Zynga Betting the Farm


Is social gaming giant Zynga ignoring the ad market at its own peril?

Just as advertising demand for social games is poised to explode—eMarketer predicts spending will surge 33 percent in 2011, to $192 million—the company behind monster hit FarmVille seems not to care. That could allow an opening for more experienced media companies like Disney, Electronic Arts and WildTangent to swoop in and grab the lion’s share of business.

Some say that Zynga’s engineer-heavy culture just isn’t that interested in advertising. Others argue that the company, which should earn $500 million in revenue this year from the sale of virtual goods alone, simply doesn’t need the money.

“They’re probably not going to move as fast as the others,” said Matt Story, director of Publicis’ Denuo Group. “They have no cash flow issues.”

Still, many note that Zynga, which has worked with just a handful of big brands, will need to make advertising a priority sooner or later, since most social games are only able to sell virtual goods to 1 to 3 percent of their audience.
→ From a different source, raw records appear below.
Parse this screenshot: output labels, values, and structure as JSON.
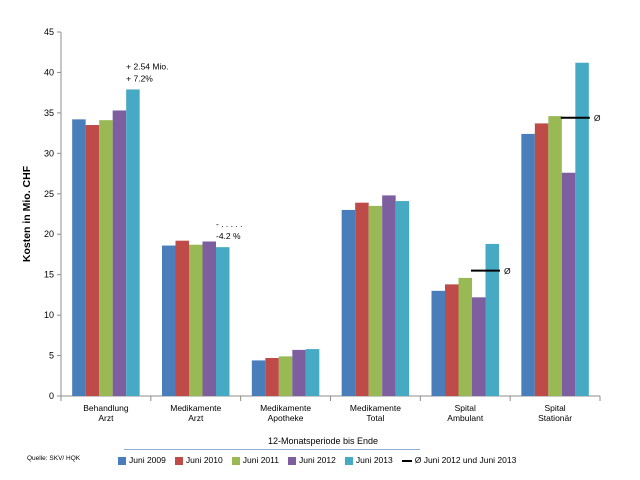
{
  "chart_data": {
    "type": "bar",
    "ylabel": "Kosten in Mio. CHF",
    "xlabel": "12-Monatsperiode bis Ende",
    "ylim": [
      0,
      45
    ],
    "yticks": [
      0,
      5,
      10,
      15,
      20,
      25,
      30,
      35,
      40,
      45
    ],
    "categories": [
      [
        "Behandlung",
        "Arzt"
      ],
      [
        "Medikamente",
        "Arzt"
      ],
      [
        "Medikamente",
        "Apotheke"
      ],
      [
        "Medikamente",
        "Total"
      ],
      [
        "Spital",
        "Ambulant"
      ],
      [
        "Spital",
        "Stationär"
      ]
    ],
    "series": [
      {
        "name": "Juni 2009",
        "color": "#4a7ebb",
        "values": [
          34.2,
          18.6,
          4.4,
          23.0,
          13.0,
          32.4
        ]
      },
      {
        "name": "Juni 2010",
        "color": "#be4b48",
        "values": [
          33.5,
          19.2,
          4.7,
          23.9,
          13.8,
          33.7
        ]
      },
      {
        "name": "Juni 2011",
        "color": "#98b954",
        "values": [
          34.1,
          18.7,
          4.9,
          23.5,
          14.6,
          34.6
        ]
      },
      {
        "name": "Juni 2012",
        "color": "#7d5fa0",
        "values": [
          35.3,
          19.1,
          5.7,
          24.8,
          12.2,
          27.6
        ]
      },
      {
        "name": "Juni 2013",
        "color": "#46aac5",
        "values": [
          37.9,
          18.4,
          5.8,
          24.1,
          18.8,
          41.2
        ]
      }
    ],
    "averages": [
      {
        "category_index": 4,
        "value": 15.5,
        "label": "Ø"
      },
      {
        "category_index": 5,
        "value": 34.4,
        "label": "Ø"
      }
    ],
    "average_legend": "Ø Juni 2012 und Juni 2013",
    "annotations": [
      {
        "category_index": 0,
        "lines": [
          "+ 2.54 Mio.",
          "+ 7.2%"
        ]
      },
      {
        "category_index": 1,
        "lines": [
          "- . . . . .",
          "-4.2 %"
        ]
      }
    ],
    "source": "Quelle: SKV/ HQK",
    "grid": false,
    "legend_position": "bottom"
  }
}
Even if Zynga, whose games are played by 45 million people daily, slightly exceeds that average, “not monetizing 95 percent of your audience isn’t necessarily a great business,” as one gaming exec put it. Especially as Zynga’s growth is slowing.

Speaking last week at the Social Gaming Summit in New York, Zynga’s director of brand advertising Manny Anekal listed several of the company’s recent ad successes, including a campaign for General Mills that resulted in 5 million user engagements.